I have lived in a place where, one year, rewarewa, flax and kowhai simultaneously flowered — all favourite tui treats — but the tui's first and most favoured port of call was a grevillea. If you want to attract tui, plant a grevillea as well as natives: they also have the advantage of flowering for many months longer).
But perhaps the wonder is that more species don't succumb to the omnipresent array of microbes, including ourselves. There are 500 species of bacteria in the human mouth and throat alone, and about 400 trillion bacteria in a human body. That's a lot of bacteria to keep in the good books with.
The world of science now says that we're currently in what's been labelled the Sixth Age of Extinction, relatively brief periods in which multiple species are wiped out. The previous five ages were all caused by natural catastrophes – meteor impact and such like — but the difference with the latest one is that humankind itself is the bogeyman terminator.

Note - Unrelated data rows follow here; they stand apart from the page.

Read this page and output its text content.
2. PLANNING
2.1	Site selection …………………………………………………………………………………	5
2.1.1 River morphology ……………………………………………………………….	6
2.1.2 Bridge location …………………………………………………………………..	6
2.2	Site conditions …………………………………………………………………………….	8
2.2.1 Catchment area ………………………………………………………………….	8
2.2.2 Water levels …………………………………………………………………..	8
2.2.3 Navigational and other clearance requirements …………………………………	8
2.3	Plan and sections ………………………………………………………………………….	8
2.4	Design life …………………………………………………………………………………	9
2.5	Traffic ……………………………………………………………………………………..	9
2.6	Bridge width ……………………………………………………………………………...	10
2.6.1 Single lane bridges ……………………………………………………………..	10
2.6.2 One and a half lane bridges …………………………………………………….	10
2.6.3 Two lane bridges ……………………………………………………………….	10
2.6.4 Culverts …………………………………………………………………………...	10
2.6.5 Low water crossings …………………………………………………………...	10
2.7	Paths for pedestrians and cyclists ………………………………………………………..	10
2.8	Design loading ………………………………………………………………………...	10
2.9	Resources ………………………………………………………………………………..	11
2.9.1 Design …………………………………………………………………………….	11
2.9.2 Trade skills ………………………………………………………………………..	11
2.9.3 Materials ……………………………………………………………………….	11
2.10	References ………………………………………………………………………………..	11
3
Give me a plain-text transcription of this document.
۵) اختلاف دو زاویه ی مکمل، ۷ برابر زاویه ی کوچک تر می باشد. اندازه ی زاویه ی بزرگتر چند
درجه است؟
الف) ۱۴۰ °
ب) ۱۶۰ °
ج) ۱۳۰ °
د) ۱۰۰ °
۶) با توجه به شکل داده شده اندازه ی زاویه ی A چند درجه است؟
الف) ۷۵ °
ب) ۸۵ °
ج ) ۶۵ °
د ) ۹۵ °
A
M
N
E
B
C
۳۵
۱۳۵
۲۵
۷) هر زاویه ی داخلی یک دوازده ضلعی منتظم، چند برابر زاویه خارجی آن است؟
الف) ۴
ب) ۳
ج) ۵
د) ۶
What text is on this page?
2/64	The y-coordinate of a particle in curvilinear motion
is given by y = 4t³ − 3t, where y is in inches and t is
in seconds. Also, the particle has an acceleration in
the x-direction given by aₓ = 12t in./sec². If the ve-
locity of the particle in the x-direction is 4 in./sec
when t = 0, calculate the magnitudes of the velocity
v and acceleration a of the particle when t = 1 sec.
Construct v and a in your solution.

The current rate of species extinction is running at approximately 100 times greater than in pre-human times, and most of it revolves around loss of habitat caused by a whole hatful of human-related reasons.
Unfortunately, New Zealand's right up there in the extinction stakes. We lost major species like the moa and Haast's eagle even in pre-European times. And presently, between the maui and Hector's dolphins, the hoiho and New Zealand sea lion, and a whole gamut of both land and sea birds and native fish, we have a rapidly lengthening endangered list.
Some say, "So what?'. Species have always come and gone, including humans, as with the Neanderthals. But as some wag proffered: "Google, Microsoft, Toyota and General Electric have all crunched the numbers and come to the conclusion that planet collapse would be bad for business."
Each species is a specialised trestle that helps support an infinitely complex web of interlinked ecology. Kicking the odd trestle out isn't going to collapse the whole chain, but kick out enough and it will. Right now, we're trashing an awful lot of trestles. Extinction is a long time. When it's man-made, it means having to say you're sorry forever.